We then need to loop through our commands
object and check if the recognized transcript is something we are listening for. If it is, we check if the command received any parameter or not, in both cases, we call the commands' callback function.
if (SpeechRecognition) {
onSpeechRecognitionEvents();
recognition.start();
}
We are now ready to initialize our event listeners and to call speechRecognition.start()
to start listening for user commands.
Putting Everything Together
Note: This part of the experiment requires Google Chrome.
Demo: https://experiment-web-speech.now.sh/pages/contact.html
For the final demo, I wanted to combine both interfaces to improve the user’s experience of filling out web forms. Once a user focuses on an input field, textarea or button, its associated label is going to be read aloud using speechSynthesis
. The user can then fill in the form using his voice.
I have extracted most of the required code from the previous two demos, so I won’t explain everything in detail. I will, however, explain any new concept or workaround if applicable.
function speak(message) {
if (speechSynthesis.speaking) {
speechSynthesis.cancel();
}
speechUtterance.text = message;
speechSynthesis.speak(speechUtterance);
}
Every time a form element is focused, the function above is called. The message parameter equals the associated label. speechSynthesis.cancel();
makes sure to replace the current utterance in place of adding a new one to the queue. This is important in case the user is skipping input fields using the tab key.
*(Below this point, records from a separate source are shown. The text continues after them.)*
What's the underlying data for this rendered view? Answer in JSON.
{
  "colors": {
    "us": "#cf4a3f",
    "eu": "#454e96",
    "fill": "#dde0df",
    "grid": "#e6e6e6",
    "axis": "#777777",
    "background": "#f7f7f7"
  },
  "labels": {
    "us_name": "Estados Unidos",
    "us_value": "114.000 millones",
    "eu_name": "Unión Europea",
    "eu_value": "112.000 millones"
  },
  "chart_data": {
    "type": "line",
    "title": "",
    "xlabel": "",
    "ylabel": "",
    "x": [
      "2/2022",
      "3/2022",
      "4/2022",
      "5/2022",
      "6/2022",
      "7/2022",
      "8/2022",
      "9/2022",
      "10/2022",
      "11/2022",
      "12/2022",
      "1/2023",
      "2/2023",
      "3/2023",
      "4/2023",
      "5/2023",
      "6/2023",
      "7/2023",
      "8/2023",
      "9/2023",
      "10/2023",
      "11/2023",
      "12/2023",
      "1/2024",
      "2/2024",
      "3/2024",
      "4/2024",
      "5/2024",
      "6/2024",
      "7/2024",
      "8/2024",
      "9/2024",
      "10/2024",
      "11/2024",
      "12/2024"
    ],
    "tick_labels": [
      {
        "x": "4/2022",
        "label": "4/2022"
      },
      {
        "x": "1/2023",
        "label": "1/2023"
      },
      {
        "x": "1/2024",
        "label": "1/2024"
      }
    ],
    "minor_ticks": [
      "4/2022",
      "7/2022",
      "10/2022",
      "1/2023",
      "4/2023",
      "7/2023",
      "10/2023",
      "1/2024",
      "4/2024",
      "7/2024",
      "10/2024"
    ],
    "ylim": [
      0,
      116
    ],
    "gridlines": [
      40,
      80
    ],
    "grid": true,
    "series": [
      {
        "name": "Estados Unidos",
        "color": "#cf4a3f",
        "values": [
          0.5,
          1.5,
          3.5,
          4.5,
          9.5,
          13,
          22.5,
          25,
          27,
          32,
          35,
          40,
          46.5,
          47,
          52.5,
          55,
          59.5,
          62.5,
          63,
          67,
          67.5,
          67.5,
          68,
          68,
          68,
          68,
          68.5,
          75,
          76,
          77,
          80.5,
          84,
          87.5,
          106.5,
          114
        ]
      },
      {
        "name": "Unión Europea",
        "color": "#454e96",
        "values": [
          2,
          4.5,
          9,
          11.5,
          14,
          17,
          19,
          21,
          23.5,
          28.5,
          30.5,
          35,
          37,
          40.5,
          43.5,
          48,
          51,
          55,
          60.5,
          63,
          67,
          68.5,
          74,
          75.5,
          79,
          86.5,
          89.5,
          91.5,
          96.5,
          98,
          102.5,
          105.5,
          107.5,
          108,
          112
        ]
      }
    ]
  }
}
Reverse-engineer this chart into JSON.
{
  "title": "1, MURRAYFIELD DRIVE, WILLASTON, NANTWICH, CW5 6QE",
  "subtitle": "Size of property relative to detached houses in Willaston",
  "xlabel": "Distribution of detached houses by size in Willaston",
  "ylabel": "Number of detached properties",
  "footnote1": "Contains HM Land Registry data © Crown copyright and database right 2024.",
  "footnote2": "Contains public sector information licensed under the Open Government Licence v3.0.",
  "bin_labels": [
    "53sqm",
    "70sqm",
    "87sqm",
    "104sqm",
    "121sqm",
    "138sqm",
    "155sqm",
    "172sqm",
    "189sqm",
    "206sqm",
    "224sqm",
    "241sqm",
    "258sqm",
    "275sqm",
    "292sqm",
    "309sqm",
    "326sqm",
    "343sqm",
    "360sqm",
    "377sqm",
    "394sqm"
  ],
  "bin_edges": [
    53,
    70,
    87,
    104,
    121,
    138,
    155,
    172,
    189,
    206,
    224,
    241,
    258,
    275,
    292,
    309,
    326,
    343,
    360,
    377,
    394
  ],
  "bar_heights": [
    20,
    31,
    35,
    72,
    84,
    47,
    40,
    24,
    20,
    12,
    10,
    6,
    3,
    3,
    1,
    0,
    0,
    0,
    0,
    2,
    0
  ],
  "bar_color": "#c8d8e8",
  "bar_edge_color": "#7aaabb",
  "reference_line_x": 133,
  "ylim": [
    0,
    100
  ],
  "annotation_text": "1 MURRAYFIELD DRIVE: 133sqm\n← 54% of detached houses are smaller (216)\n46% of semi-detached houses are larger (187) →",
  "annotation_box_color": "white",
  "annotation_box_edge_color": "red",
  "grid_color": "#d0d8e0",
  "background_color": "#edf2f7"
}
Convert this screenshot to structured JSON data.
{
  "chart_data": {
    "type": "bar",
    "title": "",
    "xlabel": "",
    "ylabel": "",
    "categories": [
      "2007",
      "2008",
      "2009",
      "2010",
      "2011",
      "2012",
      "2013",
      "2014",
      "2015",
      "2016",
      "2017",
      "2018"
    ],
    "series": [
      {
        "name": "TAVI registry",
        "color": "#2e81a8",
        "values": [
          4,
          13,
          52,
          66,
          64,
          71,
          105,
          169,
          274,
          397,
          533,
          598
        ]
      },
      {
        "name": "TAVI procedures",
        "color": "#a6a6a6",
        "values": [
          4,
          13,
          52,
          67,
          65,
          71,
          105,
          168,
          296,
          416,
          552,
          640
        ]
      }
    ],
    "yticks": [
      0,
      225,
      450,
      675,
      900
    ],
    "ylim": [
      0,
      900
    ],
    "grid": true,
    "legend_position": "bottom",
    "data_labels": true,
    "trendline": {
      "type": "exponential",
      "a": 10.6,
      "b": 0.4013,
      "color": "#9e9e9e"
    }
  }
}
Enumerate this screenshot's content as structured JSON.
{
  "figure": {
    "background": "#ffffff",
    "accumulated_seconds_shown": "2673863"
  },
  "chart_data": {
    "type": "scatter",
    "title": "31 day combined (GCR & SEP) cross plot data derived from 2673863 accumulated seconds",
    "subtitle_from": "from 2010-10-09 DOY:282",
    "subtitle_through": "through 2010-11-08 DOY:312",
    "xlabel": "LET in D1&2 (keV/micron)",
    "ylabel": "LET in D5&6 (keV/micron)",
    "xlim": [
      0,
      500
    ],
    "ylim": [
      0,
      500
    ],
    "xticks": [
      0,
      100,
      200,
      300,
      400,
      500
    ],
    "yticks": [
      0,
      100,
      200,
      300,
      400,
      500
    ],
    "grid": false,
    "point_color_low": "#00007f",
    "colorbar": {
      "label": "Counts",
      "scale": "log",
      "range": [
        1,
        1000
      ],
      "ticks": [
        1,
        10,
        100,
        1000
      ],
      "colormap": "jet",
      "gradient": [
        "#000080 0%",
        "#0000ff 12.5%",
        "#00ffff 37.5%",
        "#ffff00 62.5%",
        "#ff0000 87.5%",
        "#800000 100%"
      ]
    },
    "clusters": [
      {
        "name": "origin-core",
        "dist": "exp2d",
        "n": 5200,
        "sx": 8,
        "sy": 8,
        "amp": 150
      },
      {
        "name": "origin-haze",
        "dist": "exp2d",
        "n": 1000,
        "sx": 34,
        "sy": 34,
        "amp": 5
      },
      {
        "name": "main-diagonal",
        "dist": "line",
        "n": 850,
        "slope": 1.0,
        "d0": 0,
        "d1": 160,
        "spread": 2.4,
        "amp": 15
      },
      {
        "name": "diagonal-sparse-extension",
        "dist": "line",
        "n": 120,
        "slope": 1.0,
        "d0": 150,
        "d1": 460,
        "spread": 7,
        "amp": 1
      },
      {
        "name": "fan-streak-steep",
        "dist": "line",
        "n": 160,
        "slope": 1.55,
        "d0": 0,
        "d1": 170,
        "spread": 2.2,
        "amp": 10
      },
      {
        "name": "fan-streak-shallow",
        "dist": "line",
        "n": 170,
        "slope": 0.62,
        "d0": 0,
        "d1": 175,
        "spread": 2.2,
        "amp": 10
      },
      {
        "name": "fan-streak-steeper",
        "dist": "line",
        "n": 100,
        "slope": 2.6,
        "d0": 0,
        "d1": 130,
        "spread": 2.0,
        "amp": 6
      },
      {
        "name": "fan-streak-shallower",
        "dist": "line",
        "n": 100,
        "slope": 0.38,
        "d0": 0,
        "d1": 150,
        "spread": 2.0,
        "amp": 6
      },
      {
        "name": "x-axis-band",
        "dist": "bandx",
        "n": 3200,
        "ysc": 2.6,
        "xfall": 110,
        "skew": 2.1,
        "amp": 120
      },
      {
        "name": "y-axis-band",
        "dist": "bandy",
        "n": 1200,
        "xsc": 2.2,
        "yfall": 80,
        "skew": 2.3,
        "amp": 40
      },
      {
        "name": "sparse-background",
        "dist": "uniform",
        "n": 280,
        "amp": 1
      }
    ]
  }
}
function onSpeechUtteranceEvents() {
speechUtterance.addEventListener("end", () => {
speechRecognition.abort();
speechRecognition.start();
});
}
The SpeechRecognition
and speechSynthesis
interfaces do not work well together, at least, not if they are activated simultaneously. To prevent strange bugs and unwanted results, we make sure to only start transcribing the user’s input after the speechSynthesis
interface is done speaking.
Conclusion
The Web Speech API is powerful and somewhat underused. However, there are a few annoying bugs and the SpeechRecognition
interface is poorly supported. speechSynthesis
works surprisingly well once you iron out all of its quirks and issues. Some browsers provide custom voices, and these voices sound better than the native ones. Their quality does vary a lot from browser to browser; Microsoft Edge’s sounds much more natural compared to Google Chrome’s, for example.
SpeechRecognition
works fine for short sentences; results tend to get inconsistent with longer paragraphs. SpeechRecognition
is also quite bad at recognizing more complex character sequences like email addresses and phone numbers. Thus, I should say that the Web Speech API is not suited for interacting with web forms. Yet, it does have its use cases if you are creative enough.